Towards a second law for Lovelock theories

TL;DR

This paper proposes a new entropy functional for Lovelock theories of gravity, extending the second law of black hole mechanics to dynamical black holes with higher derivative corrections.

Contribution

It introduces a perturbative entropy function for Lovelock theories that satisfies a second law, generalizing the classical area theorem to higher derivative gravity.

Findings

The entropy functional is valid to all orders in the low energy effective field theory.

It satisfies a second law modulo a subtle boundary term.

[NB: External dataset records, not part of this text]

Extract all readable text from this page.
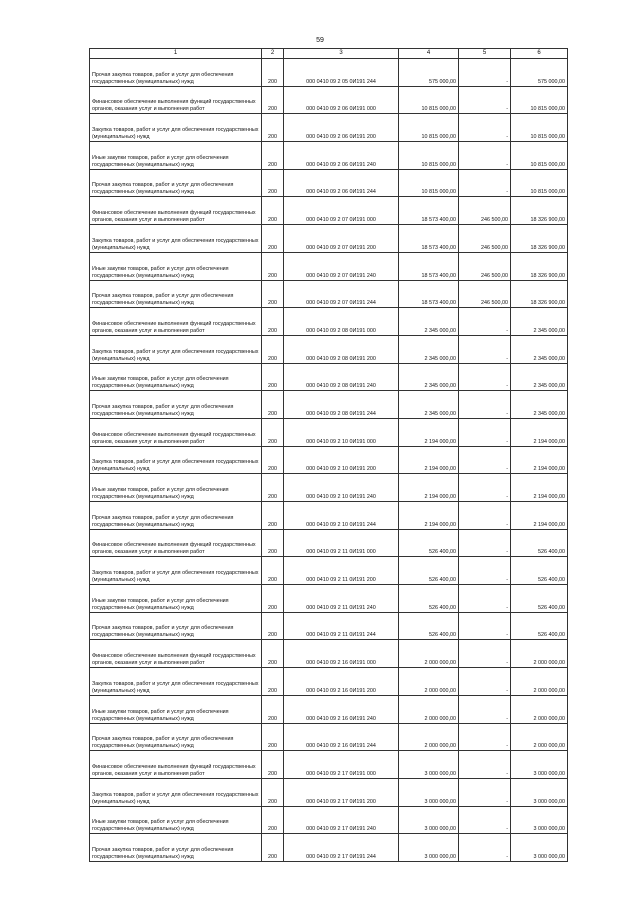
59
1	2	3	4	5	6
Прочая закупка товаров, работ и услуг для обеспечения государственных (муниципальных) нужд	200	000 0410 09 2 05 0И191 244	575 000,00	-	575 000,00
Финансовое обеспечение выполнения функций государственных органов, оказания услуг и выполнения работ	200	000 0410 09 2 06 0И191 000	10 815 000,00	-	10 815 000,00
Закупка товаров, работ и услуг для обеспечения государственных (муниципальных) нужд	200	000 0410 09 2 06 0И191 200	10 815 000,00	-	10 815 000,00
Иные закупки товаров, работ и услуг для обеспечения государственных (муниципальных) нужд	200	000 0410 09 2 06 0И191 240	10 815 000,00	-	10 815 000,00
Прочая закупка товаров, работ и услуг для обеспечения государственных (муниципальных) нужд	200	000 0410 09 2 06 0И191 244	10 815 000,00	-	10 815 000,00
Финансовое обеспечение выполнения функций государственных органов, оказания услуг и выполнения работ	200	000 0410 09 2 07 0И191 000	18 573 400,00	246 500,00	18 326 900,00
Закупка товаров, работ и услуг для обеспечения государственных (муниципальных) нужд	200	000 0410 09 2 07 0И191 200	18 573 400,00	246 500,00	18 326 900,00
Иные закупки товаров, работ и услуг для обеспечения государственных (муниципальных) нужд	200	000 0410 09 2 07 0И191 240	18 573 400,00	246 500,00	18 326 900,00
Прочая закупка товаров, работ и услуг для обеспечения государственных (муниципальных) нужд	200	000 0410 09 2 07 0И191 244	18 573 400,00	246 500,00	18 326 900,00
Финансовое обеспечение выполнения функций государственных органов, оказания услуг и выполнения работ	200	000 0410 09 2 08 0И191 000	2 345 000,00	-	2 345 000,00
Закупка товаров, работ и услуг для обеспечения государственных (муниципальных) нужд	200	000 0410 09 2 08 0И191 200	2 345 000,00	-	2 345 000,00
Иные закупки товаров, работ и услуг для обеспечения государственных (муниципальных) нужд	200	000 0410 09 2 08 0И191 240	2 345 000,00	-	2 345 000,00
Прочая закупка товаров, работ и услуг для обеспечения государственных (муниципальных) нужд	200	000 0410 09 2 08 0И191 244	2 345 000,00	-	2 345 000,00
Финансовое обеспечение выполнения функций государственных органов, оказания услуг и выполнения работ	200	000 0410 09 2 10 0И191 000	2 194 000,00	-	2 194 000,00
Закупка товаров, работ и услуг для обеспечения государственных (муниципальных) нужд	200	000 0410 09 2 10 0И191 200	2 194 000,00	-	2 194 000,00
Иные закупки товаров, работ и услуг для обеспечения государственных (муниципальных) нужд	200	000 0410 09 2 10 0И191 240	2 194 000,00	-	2 194 000,00
Прочая закупка товаров, работ и услуг для обеспечения государственных (муниципальных) нужд	200	000 0410 09 2 10 0И191 244	2 194 000,00	-	2 194 000,00
Финансовое обеспечение выполнения функций государственных органов, оказания услуг и выполнения работ	200	000 0410 09 2 11 0И191 000	526 400,00	-	526 400,00
Закупка товаров, работ и услуг для обеспечения государственных (муниципальных) нужд	200	000 0410 09 2 11 0И191 200	526 400,00	-	526 400,00
Иные закупки товаров, работ и услуг для обеспечения государственных (муниципальных) нужд	200	000 0410 09 2 11 0И191 240	526 400,00	-	526 400,00
Прочая закупка товаров, работ и услуг для обеспечения государственных (муниципальных) нужд	200	000 0410 09 2 11 0И191 244	526 400,00	-	526 400,00
Финансовое обеспечение выполнения функций государственных органов, оказания услуг и выполнения работ	200	000 0410 09 2 16 0И191 000	2 000 000,00	-	2 000 000,00
Закупка товаров, работ и услуг для обеспечения государственных (муниципальных) нужд	200	000 0410 09 2 16 0И191 200	2 000 000,00	-	2 000 000,00
Иные закупки товаров, работ и услуг для обеспечения государственных (муниципальных) нужд	200	000 0410 09 2 16 0И191 240	2 000 000,00	-	2 000 000,00
Прочая закупка товаров, работ и услуг для обеспечения государственных (муниципальных) нужд	200	000 0410 09 2 16 0И191 244	2 000 000,00	-	2 000 000,00
Финансовое обеспечение выполнения функций государственных органов, оказания услуг и выполнения работ	200	000 0410 09 2 17 0И191 000	3 000 000,00	-	3 000 000,00
Закупка товаров, работ и услуг для обеспечения государственных (муниципальных) нужд	200	000 0410 09 2 17 0И191 200	3 000 000,00	-	3 000 000,00
Иные закупки товаров, работ и услуг для обеспечения государственных (муниципальных) нужд	200	000 0410 09 2 17 0И191 240	3 000 000,00	-	3 000 000,00
Прочая закупка товаров, работ и услуг для обеспечения государственных (муниципальных) нужд	200	000 0410 09 2 17 0И191 244	3 000 000,00	-	3 000 000,00
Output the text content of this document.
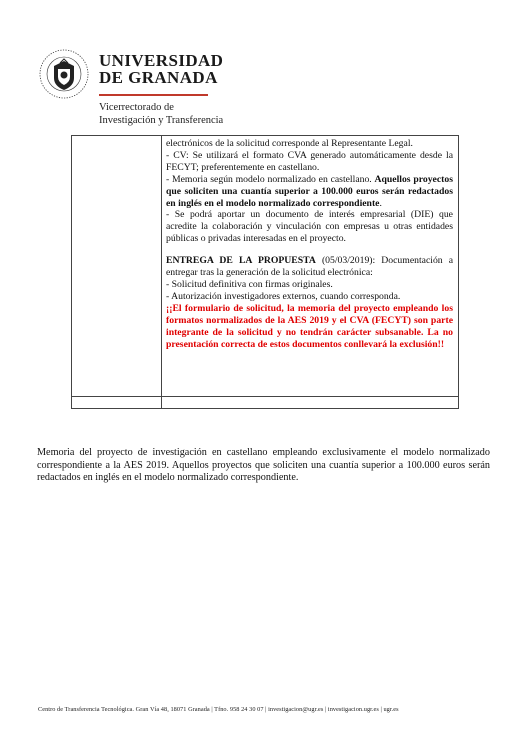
UNIVERSIDAD
DE GRANADA
Vicerrectorado de
Investigación y Transferencia

electrónicos de la solicitud corresponde al Representante Legal.

- CV: Se utilizará el formato CVA generado automáticamente desde la FECYT; preferentemente en castellano.

- Memoria según modelo normalizado en castellano. Aquellos proyectos que soliciten una cuantía superior a 100.000 euros serán redactados en inglés en el modelo normalizado correspondiente.

- Se podrá aportar un documento de interés empresarial (DIE) que acredite la colaboración y vinculación con empresas u otras entidades públicas o privadas interesadas en el proyecto.

ENTREGA DE LA PROPUESTA (05/03/2019): Documentación a entregar tras la generación de la solicitud electrónica:

- Solicitud definitiva con firmas originales.

- Autorización investigadores externos, cuando corresponda.

¡¡El formulario de solicitud, la memoria del proyecto empleando los formatos normalizados de la AES 2019 y el CVA (FECYT) son parte integrante de la solicitud y no tendrán carácter subsanable. La no presentación correcta de estos documentos conllevará la exclusión!!

Memoria del proyecto de investigación en castellano empleando exclusivamente el modelo normalizado correspondiente a la AES 2019. Aquellos proyectos que soliciten una cuantía superior a 100.000 euros serán redactados en inglés en el modelo normalizado correspondiente.
Centro de Transferencia Tecnológica. Gran Vía 48, 18071 Granada | Tfno. 958 24 30 07 | investigacion@ugr.es | investigacion.ugr.es | ugr.es
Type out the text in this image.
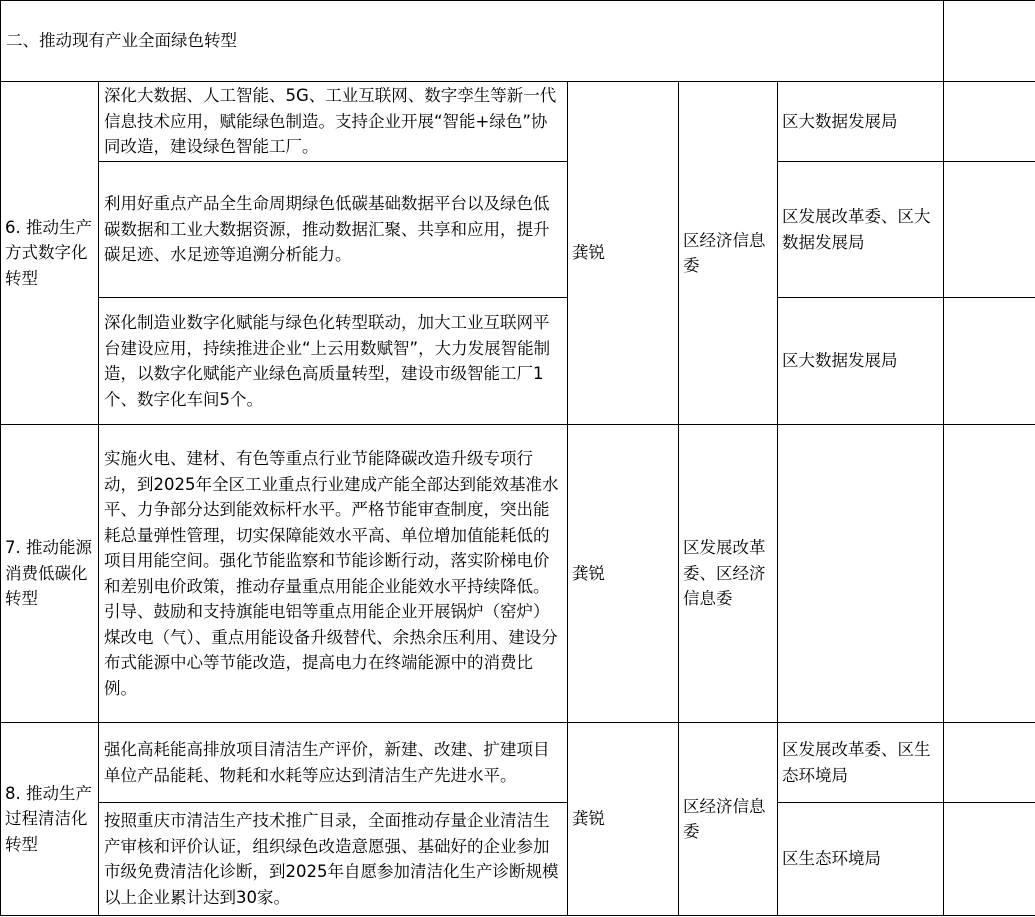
二、推动现有产业全面绿色转型					
6. 推动生产方式数字化转型	深化大数据、人工智能、5G、工业互联网、数字孪生等新一代信息技术应用，赋能绿色制造。支持企业开展“智能+绿色”协同改造，建设绿色智能工厂。	龚锐	区经济信息委	区大数据发展局	
	利用好重点产品全生命周期绿色低碳基础数据平台以及绿色低碳数据和工业大数据资源，推动数据汇聚、共享和应用，提升碳足迹、水足迹等追溯分析能力。			区发展改革委、区大数据发展局	
	深化制造业数字化赋能与绿色化转型联动，加大工业互联网平台建设应用，持续推进企业“上云用数赋智”，大力发展智能制造，以数字化赋能产业绿色高质量转型，建设市级智能工厂1个、数字化车间5个。			区大数据发展局	
7. 推动能源消费低碳化转型	实施火电、建材、有色等重点行业节能降碳改造升级专项行动，到2025年全区工业重点行业建成产能全部达到能效基准水平、力争部分达到能效标杆水平。严格节能审查制度，突出能耗总量弹性管理，切实保障能效水平高、单位增加值能耗低的项目用能空间。强化节能监察和节能诊断行动，落实阶梯电价和差别电价政策，推动存量重点用能企业能效水平持续降低。引导、鼓励和支持旗能电铝等重点用能企业开展锅炉（窑炉）煤改电（气）、重点用能设备升级替代、余热余压利用、建设分布式能源中心等节能改造，提高电力在终端能源中的消费比例。	龚锐	区发展改革委、区经济信息委		
8. 推动生产过程清洁化转型	强化高耗能高排放项目清洁生产评价，新建、改建、扩建项目单位产品能耗、物耗和水耗等应达到清洁生产先进水平。	龚锐	区经济信息委	区发展改革委、区生态环境局	
	按照重庆市清洁生产技术推广目录，全面推动存量企业清洁生产审核和评价认证，组织绿色改造意愿强、基础好的企业参加市级免费清洁化诊断，到2025年自愿参加清洁化生产诊断规模以上企业累计达到30家。			区生态环境局	
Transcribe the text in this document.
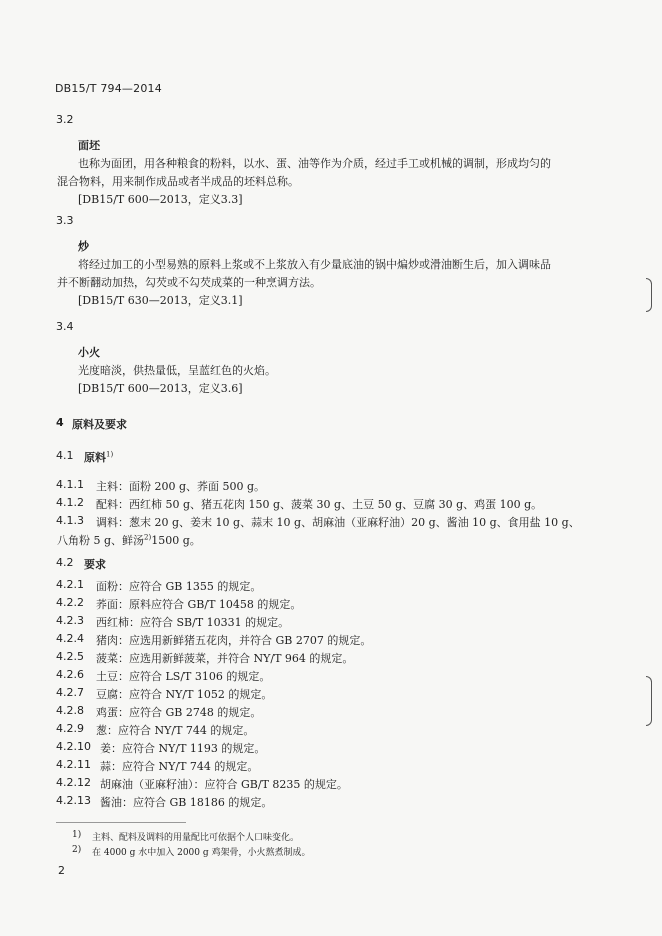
DB15/T 794—2014
3.2
面坯
也称为面团，用各种粮食的粉料，以水、蛋、油等作为介质，经过手工或机械的调制，形成均匀的
混合物料，用来制作成品或者半成品的坯料总称。
[DB15/T 600—2013，定义3.3]
3.3
炒
将经过加工的小型易熟的原料上浆或不上浆放入有少量底油的锅中煸炒或滑油断生后，加入调味品
并不断翻动加热，勾芡或不勾芡成菜的一种烹调方法。
[DB15/T 630—2013，定义3.1]
3.4
小火
光度暗淡，供热量低，呈蓝红色的火焰。
[DB15/T 600—2013，定义3.6]
4 原料及要求
4.1 原料$^{1)}$
4.1.1 主料：面粉 200 g、荞面 500 g。
4.1.2 配料：西红柿 50 g、猪五花肉 150 g、菠菜 30 g、土豆 50 g、豆腐 30 g、鸡蛋 100 g。
4.1.3 调料：葱末 20 g、姜末 10 g、蒜末 10 g、胡麻油（亚麻籽油）20 g、酱油 10 g、食用盐 10 g、
八角粉 5 g、鲜汤$^{2)}$1500 g。
4.2 要求
4.2.1 面粉：应符合 GB 1355 的规定。
4.2.2 荞面：原料应符合 GB/T 10458 的规定。
4.2.3 西红柿：应符合 SB/T 10331 的规定。
4.2.4 猪肉：应选用新鲜猪五花肉，并符合 GB 2707 的规定。
4.2.5 菠菜：应选用新鲜菠菜，并符合 NY/T 964 的规定。
4.2.6 土豆：应符合 LS/T 3106 的规定。
4.2.7 豆腐：应符合 NY/T 1052 的规定。
4.2.8 鸡蛋：应符合 GB 2748 的规定。
4.2.9 葱：应符合 NY/T 744 的规定。
4.2.10 姜：应符合 NY/T 1193 的规定。
4.2.11 蒜：应符合 NY/T 744 的规定。
4.2.12 胡麻油（亚麻籽油）：应符合 GB/T 8235 的规定。
4.2.13 酱油：应符合 GB 18186 的规定。
1) 主料、配料及调料的用量配比可依据个人口味变化。
2) 在 4000 g 水中加入 2000 g 鸡架骨，小火熬煮制成。
2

The approach treats higher derivative terms as perturbations to Einstein-Hilbert gravity.

Abstract

In classical general relativity described by Einstein-Hilbert gravity, black holes behave as thermodynamic objects. In particular, the laws of black hole mechanics can be interpreted as laws of thermodynamics. The first law of black hole mechanics extends to higher derivative theories via the Noether charge construction of Wald. One also expects the statement of the second law, which in Einstein-Hilbert theory owes to Hawking's area theorem, to extend to higher derivative theories. To argue for this however one needs a notion of entropy for dynamical black holes, which the Noether charge construction does not provide. We propose such an entropy function for the family of Lovelock theories, treating the higher derivative terms as perturbations to the Einstein-Hilbert theory. Working around a dynamical black hole solution, and making no assumptions about the amplitude of departure from equilibrium, we construct a candidate entropy functional valid to all orders in the low energy effective field theory. This entropy functional satisfies a second law, modulo a certain subtle boundary term, which deserves further investigation in non-spherically symmetric situations.